El señor Helstone devolvió el saludo al individuo de la calesa, muy envarado, ciertamente. El individuo prosiguió:

—Somos once hombres fuertes, y contamos tanto con caballos como con carros. Si tropezáramos con unos cuantos de esos golfos hambrientos que se dedican a destrozar telares, obtendríamos una gran victoria; todos seríamos un Wellington, eso le complacería, señor Helstone. ¡Y qué párrafos nos dedicarían los periódicos! Briarfield se haría célebre; pero, en mi opinión, deberíamos tener una columna y media en el Stilbro’ Courier por este trabajo: no espero menos.

—Y no le prometo menos, señor Yorke, pues yo mismo escribiré el artículo —replicó el rector.

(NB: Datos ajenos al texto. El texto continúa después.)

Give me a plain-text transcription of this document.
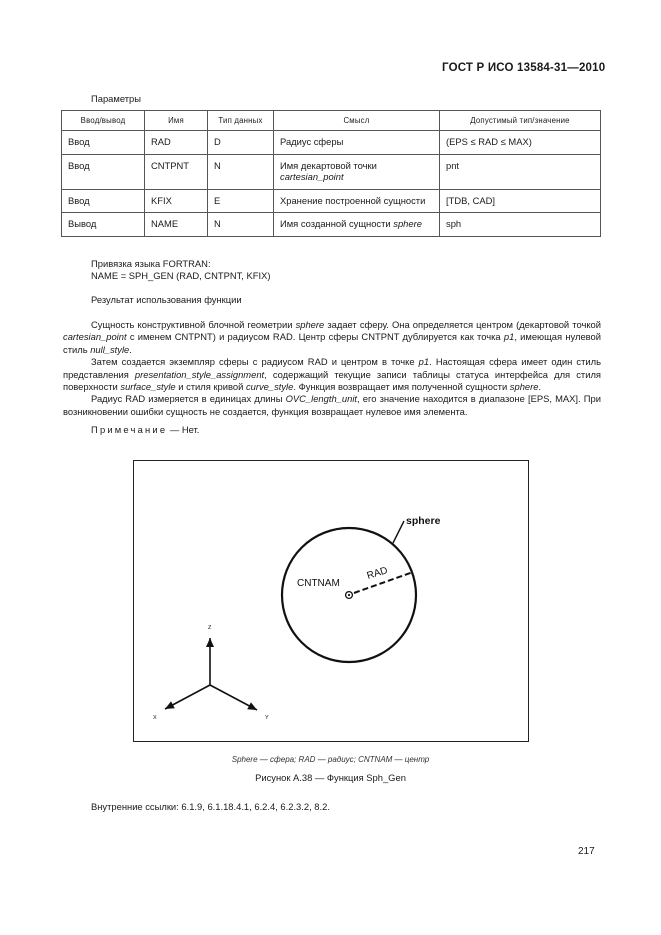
ГОСТ Р ИСО 13584-31—2010
Параметры
Ввод/вывод	Имя	Тип данных	Смысл	Допустимый тип/значение
Ввод	RAD	D	Радиус сферы	(EPS ≤ RAD ≤ MAX)
Ввод	CNTPNT	N	Имя декартовой точки cartesian_point	pnt
Ввод	KFIX	E	Хранение построенной сущности	[TDB, CAD]
Вывод	NAME	N	Имя созданной сущности sphere	sph
Привязка языка FORTRAN:
NAME = SPH_GEN (RAD, CNTPNT, KFIX)
Результат использования функции

Сущность конструктивной блочной геометрии sphere задает сферу. Она определяется центром (декартовой точкой cartesian_point с именем CNTPNT) и радиусом RAD. Центр сферы CNTPNT дублируется как точка p1, имеющая нулевой стиль null_style.

Затем создается экземпляр сферы с радиусом RAD и центром в точке p1. Настоящая сфера имеет один стиль представления presentation_style_assignment, содержащий текущие записи таблицы статуса интерфейса для стиля поверхности surface_style и стиля кривой curve_style. Функция возвращает имя полученной сущности sphere.

Радиус RAD измеряется в единицах длины OVC_length_unit, его значение находится в диапазоне [EPS, MAX]. При возникновении ошибки сущность не создается, функция возвращает нулевое имя элемента.

Примечание — Нет.
sphere
CNTNAM
RAD
Z
X	Y
Sphere — сфера; RAD — радиус; CNTNAM — центр
Рисунок А.38 — Функция Sph_Gen
Внутренние ссылки: 6.1.9, 6.1.18.4.1, 6.2.4, 6.2.3.2, 8.2.
217
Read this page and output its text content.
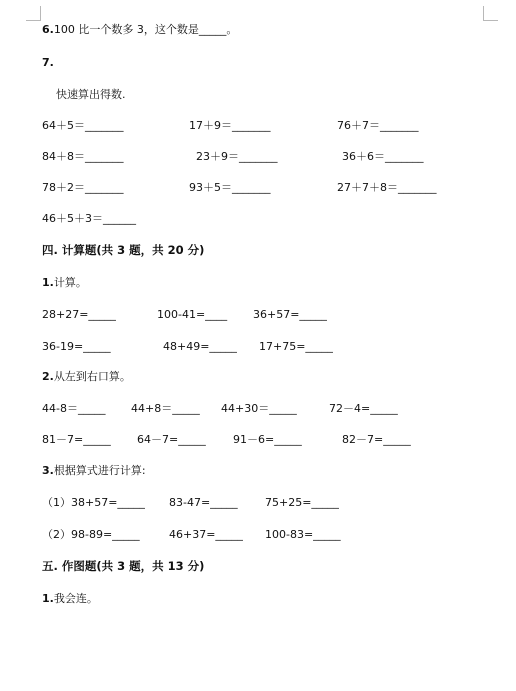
6.100 比一个数多 3，这个数是_____。
7.
快速算出得数.
64＋5＝_______	17＋9＝_______	76＋7＝_______
84＋8＝_______	23＋9＝_______	36＋6＝_______
78＋2＝_______	93＋5＝_______	27＋7＋8＝_______
46＋5＋3＝______
四. 计算题(共 3 题，共 20 分)
1.计算。
28+27=_____	100-41=____ 36+57=_____
36-19=_____	48+49=_____ 17+75=_____
2.从左到右口算。
44-8＝_____ 44+8＝_____ 44+30＝_____	72－4=_____
81－7=_____ 64－7=_____ 91－6=_____	82－7=_____
3.根据算式进行计算:
（1）38+57=_____ 83-47=_____ 75+25=_____
（2）98-89=_____	46+37=_____ 100-83=_____
五. 作图题(共 3 题，共 13 分)
1.我会连。
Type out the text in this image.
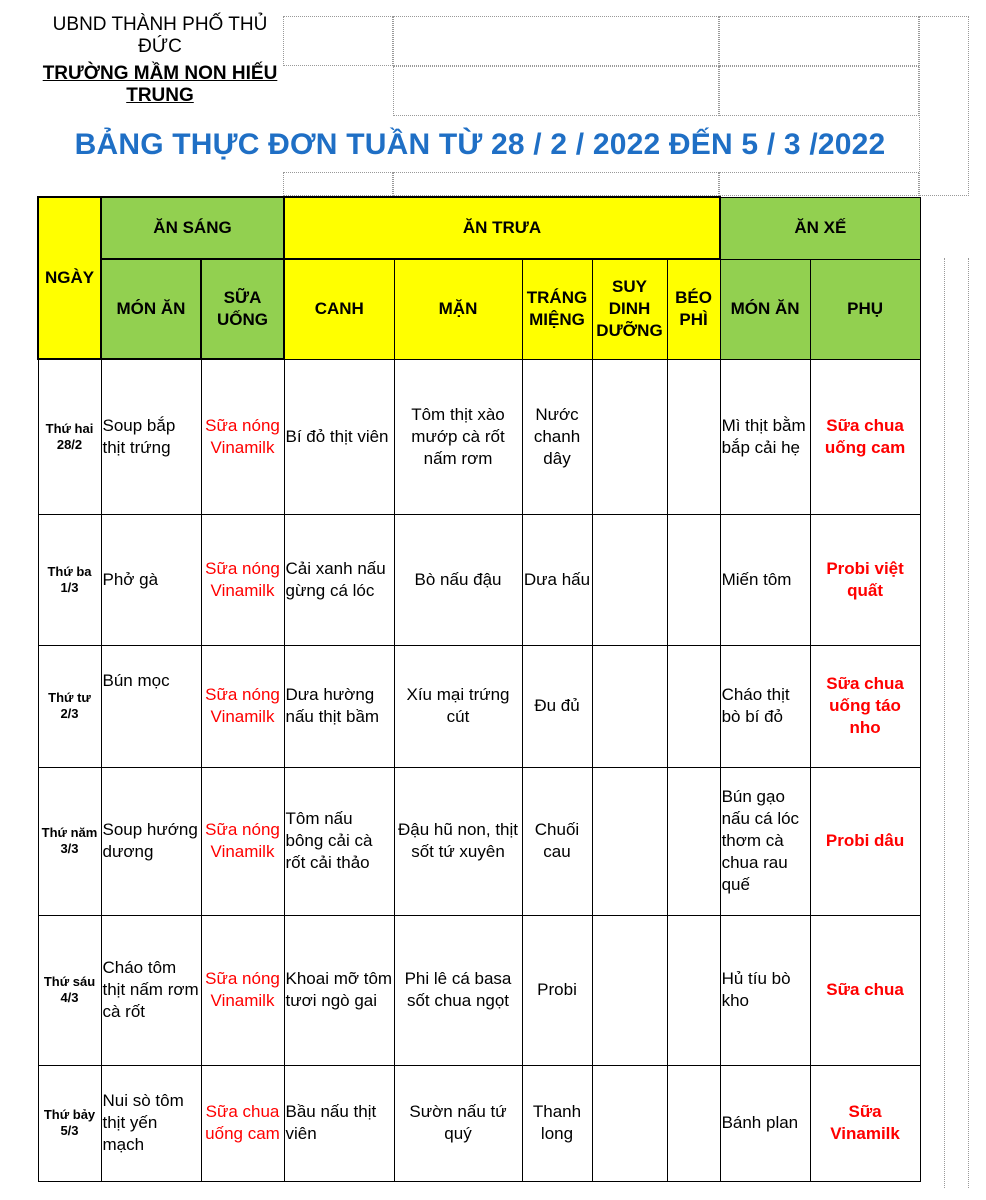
UBND THÀNH PHỐ THỦ ĐỨC
TRƯỜNG MẦM NON HIẾU TRUNG
BẢNG THỰC ĐƠN TUẦN TỪ 28 / 2 / 2022 ĐẾN 5 / 3 /2022
NGÀY	ĂN SÁNG		ĂN TRƯA					ĂN XẾ	
	MÓN ĂN	SỮA UỐNG	CANH	MẶN	TRÁNG MIỆNG	SUY DINH DƯỠNG	BÉO PHÌ	MÓN ĂN	PHỤ
Thứ hai 28/2	Soup bắp thịt trứng	Sữa nóng Vinamilk	Bí đỏ thịt viên	Tôm thịt xào mướp cà rốt nấm rơm	Nước chanh dây			Mì thịt bằm bắp cải hẹ	Sữa chua uống cam
Thứ ba 1/3	Phở gà	Sữa nóng Vinamilk	Cải xanh nấu gừng cá lóc	Bò nấu đậu	Dưa hấu			Miến tôm	Probi việt quất
Thứ tư 2/3	Bún mọc	Sữa nóng Vinamilk	Dưa hường nấu thịt bầm	Xíu mại trứng cút	Đu đủ			Cháo thịt bò bí đỏ	Sữa chua uống táo nho
Thứ năm 3/3	Soup hướng dương	Sữa nóng Vinamilk	Tôm nấu bông cải cà rốt cải thảo	Đậu hũ non, thịt sốt tứ xuyên	Chuối cau			Bún gạo nấu cá lóc thơm cà chua rau quế	Probi dâu
Thứ sáu 4/3	Cháo tôm thịt nấm rơm cà rốt	Sữa nóng Vinamilk	Khoai mỡ tôm tươi ngò gai	Phi lê cá basa sốt chua ngọt	Probi			Hủ tíu bò kho	Sữa chua
Thứ bảy 5/3	Nui sò tôm thịt yến mạch	Sữa chua uống cam	Bầu nấu thịt viên	Sườn nấu tứ quý	Thanh long			Bánh plan	Sữa Vinamilk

—¡Desde luego! ¡Por supuesto! Y no se olvide de recomendar que se cuelgue a los que han destrozado los telares y han atado las piernas de Joe Scott con correas, y nada de fuero eclesiástico. Merecen la horca, sin duda.

—¡Si los juzgara yo, pronto los despacharía! —exclamó Moore—, pero pienso dejarlos tranquilos por esta vez para darles cuerda suficiente, con la certeza de que al final se ahorcarán ellos mismos.

—¿Dejarlos tranquilos, dices, Moore? ¿Lo prometes?

—¿Prometer? No. Lo que quiero decir es que no me tomaré especiales molestias para atraparlos; pero si tropiezo con alguno de ellos…

—Lo atraparás al vuelo, naturalmente, sólo que preferirías que hicieran algo más grave que limitarse a detener un carro antes de ajustarles las cuentas. Bueno, no diremos nada más al respecto por el momento. Hemos llegado a mi casa, caballeros, y espero que entren ustedes y los hombres; a ninguno le iría mal tomar algo.

Moore y Helstone rechazaron esta sugerencia por innecesaria; sin embargo, les insistieron tan cortésmente, la noche además era tan desapacible, y el resplandor que traspasaba las cortinas de muselina de las ventanas de la casa ante la que se habían detenido parecía tan tentador, que por fin cedieron. Tras apearse el señor Yorke de la calesa, que dejó en manos de un hombre que a su llegada había salido de una dependencia exterior, los condujo al interior de la casa.

 

Como se habrá observado, el señor Yorke tenía dos formas de hablar un tanto distintas; ahora hablaba el dialecto de Yorkshire, y al poco se expresaba en el más puro inglés. Sus modales parecían tender a parecidas alternancias; podía ser cortés y afable, y también brusco y desabrido. No era fácil, por tanto, determinar su posición social por su manera de hablar ni por su comportamiento; tal vez se decida por el aspecto de su residencia.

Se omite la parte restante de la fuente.